On Being Humane
I want to talk about the continuous need to be humane. To show the better aspects of human character, especially kindness and compassion. Caring, gentle, bene-volent, civilized, charitable; that is the best of us. The mind-boggling tragedy in Haiti has stirred us all. And the pride and admiration felt watching President Obama, together with former presidents Bush and Clinton, certainly encouraged one to step to the plate. (In case you missed the Web site for donations, www.clintonbushhaitifund.org.)
The former presidents pro-mised to use the money wisely and direct it to the people on the ground who are serving the needs of the devastated Haitian people. This is big and we must be big too.
I’m so used to thinking of humane activities as animal related, of course we humans are animals too. So let me tell you how some local good humans are helping one animal.

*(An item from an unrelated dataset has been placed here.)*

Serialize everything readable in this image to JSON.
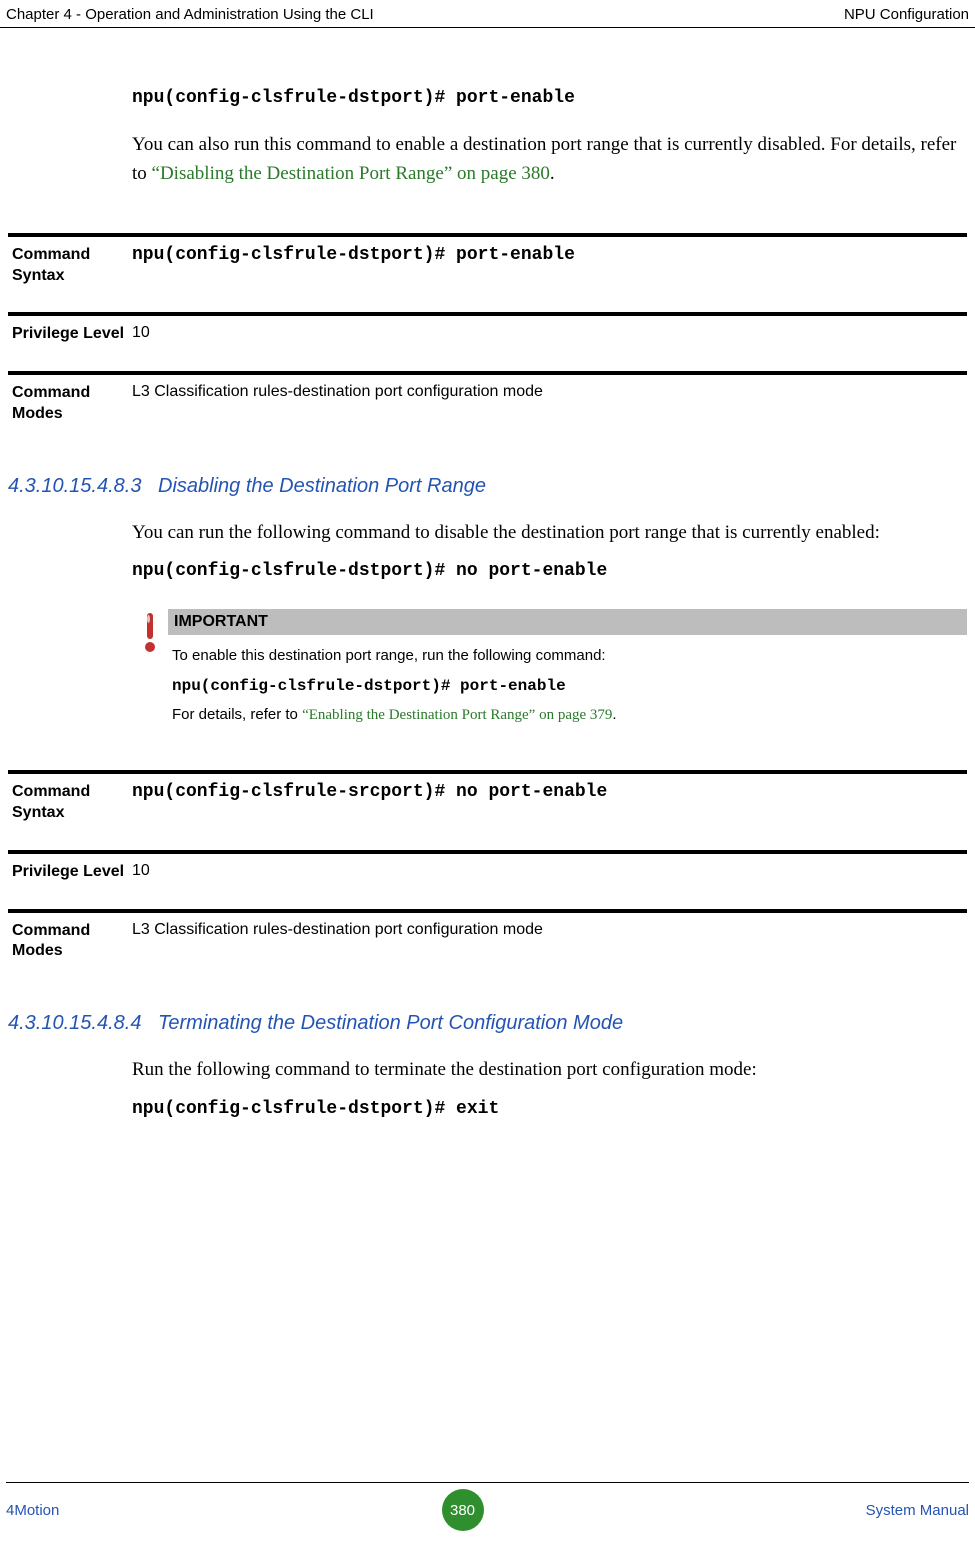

Here’s a little information on Archie, “the cat next door,” who needs a new home. Archie represents the thousands of “cats next door,” or everywhere, that are in need of a person to love and care for them. Our Archie is an older guy and would need a very special cat lover to see him through the end of his sweet days. He has black fur tinged with a dashing white stripe down his placid kitty face. And his whiskers are aglow; white and superbly scraggly.
The real Archie is the cat who has lived, for many years, next door to some very kind folks in Valley Village. He is a loveable cat who likes to be both indoors and outdoors. He enjoys sitting outside on his front patio looking outside, and he loves to walk around his neighborhood and visit nearby neighbor’s homes to see what might be interesting. Archie is approximately 14-years-old. His owners are no longer able to care for him and they would like to see him go to a good home that provides the following: “food and water twice a day (moist once a day and dry twice a day), loving owner(s), a house so he can go inside and outside and enjoy his yard, and to not have his nails clipped.” It’s obvious that his longtime owners really care about him but just are not able to care for him. Sad.
Can anyone help Archie by providing a new, loving home? He is super sweet. He often comes when called, and he loves to be pet, which keeps him purring regularly. I hope you can help by calling Paulette or Pat Dixon at (818) 761-2645. They are temporarily fostering dear Archie until a new home is found.
Archie and most homeless animals are victims of the times and of pet overpopulation. That’s why Actors and Others for Animals stress spay and neutering. Spay and neuter, spay and neuter… And, if you have any “give” left over, the animals will be grateful.
Speaking of cats, Tippi Hedren, the angel of large and wild cats, celebrated her 80th birthday at The Magic Castle with a photo exhibit featuring the work of her personal photographer, Bill Dow, who has chronicled more than 25 years of her work with exotic felines at the Shambala preserve. All proceeds from the sale of these images went to the Roar Foundation in support of the preserve. Tippi is pretty well preserved herself, as lovely as she is good, which is saying a lot!
The International Fund for Animal Welfare:
IFAW is ready to send in teams to care for the animals in Haiti when it’s possible, appropriate and when the people are properly attended to. At this writing, it’s hard to imagine that this will ever happen. Disasters of this proportion are just impossible to wrap one’s head around. But our hearts and spirit of generosity understand. Our humaneness understands. We’ll take action and we’ll talk.